Responding to Ereli's statement, former American Institute in Taiwan chairman Nat Bellocchi conceded that a name change for TECRO "could come closer to sovereignty issues" than any changes in the names of state-controlled corporations, which are an internal affairs.
As a result, the Chen administration should "proceed carefully" with any plans for such name changes, said Bellocchi, who was AIT chairman from 1990 to 1995.
Taiwan's office in Washington was set up in 1979, after the Carter administration switched official diplomatic recognition of China from the Chinese Nationalist Party (KMT) regime in Taipei to the People's Republic of China in Beijing.
It was then called the Coordination Council for North American Affairs (CCNAA), and was created under the Taiwan Relations Act that established the unofficial US-Taiwan ties that continue to this day.
The name of CCNAA was changed to its current name, usually referred to as TECRO, in 1994, under a Taiwan policy review conducted that year by the Clinton administration. Under TECRO are 12 other Taiwan offices in various US cities, which were and are called Taipei Economic and Cultural Offices (TECO).
TECRO acts as the unofficial Taiwan embassy in Washington, and its head is regularly referred to as "ambassador" by individuals and members of Congress alike, although most government officials shun that title.
Within a year after CCNAA was changed to TECRO, supporters of Taiwan in Congress began attempts to change the name again, to the Taiwan Representative Office.
A bill authorizing State Department programs for the fiscal years 1996 and 1997 contained a provision making such a change. The bill was passed by both the House and Senate, but President Bill Clinton vetoed it for a wide variety of reasons, and Congress failed to override the veto.

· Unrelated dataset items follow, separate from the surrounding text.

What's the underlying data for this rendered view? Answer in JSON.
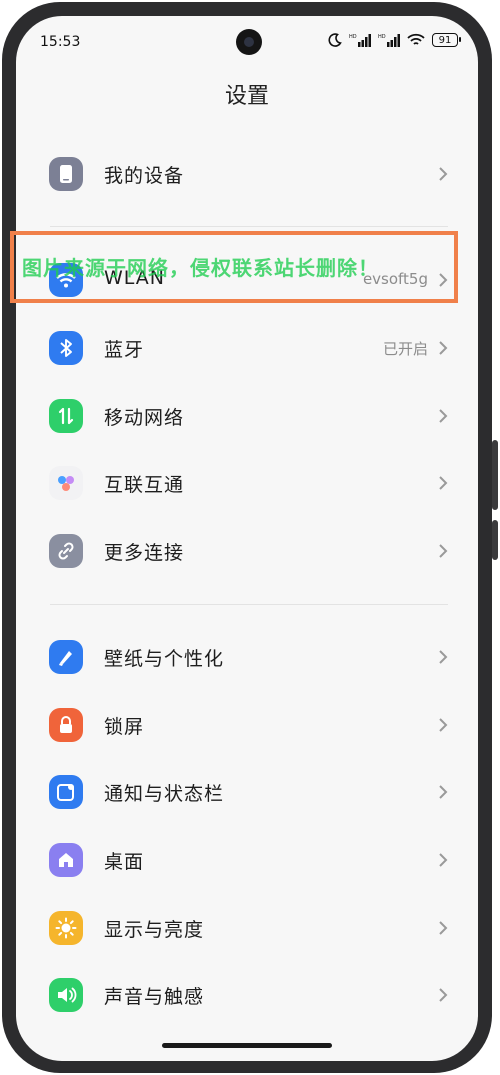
{
  "status_bar": {
    "time": "15:53",
    "signal_tag": "HD",
    "battery": "91"
  },
  "page": {
    "title": "设置"
  },
  "items": [
    {
      "label": "我的设备",
      "value": "",
      "icon": "phone-icon",
      "color": "#7c8095"
    },
    {
      "label": "WLAN",
      "value": "evsoft5g",
      "icon": "wifi-icon",
      "color": "#2f7bf0"
    },
    {
      "label": "蓝牙",
      "value": "已开启",
      "icon": "bluetooth-icon",
      "color": "#2f7bf0"
    },
    {
      "label": "移动网络",
      "value": "",
      "icon": "mobile-data-icon",
      "color": "#2ecf6a"
    },
    {
      "label": "互联互通",
      "value": "",
      "icon": "interconnect-icon",
      "color": "#f2f2f4"
    },
    {
      "label": "更多连接",
      "value": "",
      "icon": "link-icon",
      "color": "#8a8fa0"
    },
    {
      "label": "壁纸与个性化",
      "value": "",
      "icon": "wallpaper-icon",
      "color": "#2f7bf0"
    },
    {
      "label": "锁屏",
      "value": "",
      "icon": "lock-icon",
      "color": "#f0643a"
    },
    {
      "label": "通知与状态栏",
      "value": "",
      "icon": "notification-icon",
      "color": "#2f7bf0"
    },
    {
      "label": "桌面",
      "value": "",
      "icon": "home-icon",
      "color": "#8a7ff0"
    },
    {
      "label": "显示与亮度",
      "value": "",
      "icon": "brightness-icon",
      "color": "#f5b52c"
    },
    {
      "label": "声音与触感",
      "value": "",
      "icon": "sound-icon",
      "color": "#2ecf6a"
    }
  ],
  "overlay": {
    "watermark": "图片来源于网络，侵权联系站长删除！"
  }
}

One of the reasons for his decision, Clinton said in his veto message, was a provision that would amend the Taiwan Relations Act to state that it superceded the 1982 third joint communique, which called for the eventual reduction in US arms sales to Taiwan.
The communique was "one of the cornerstones of our bipartisan policy toward China" and the provision would "complicate, not facilitate" US-China relations," Clinton said in his veto message. He did not raise any objection to the provision to change the name of TECRO, however.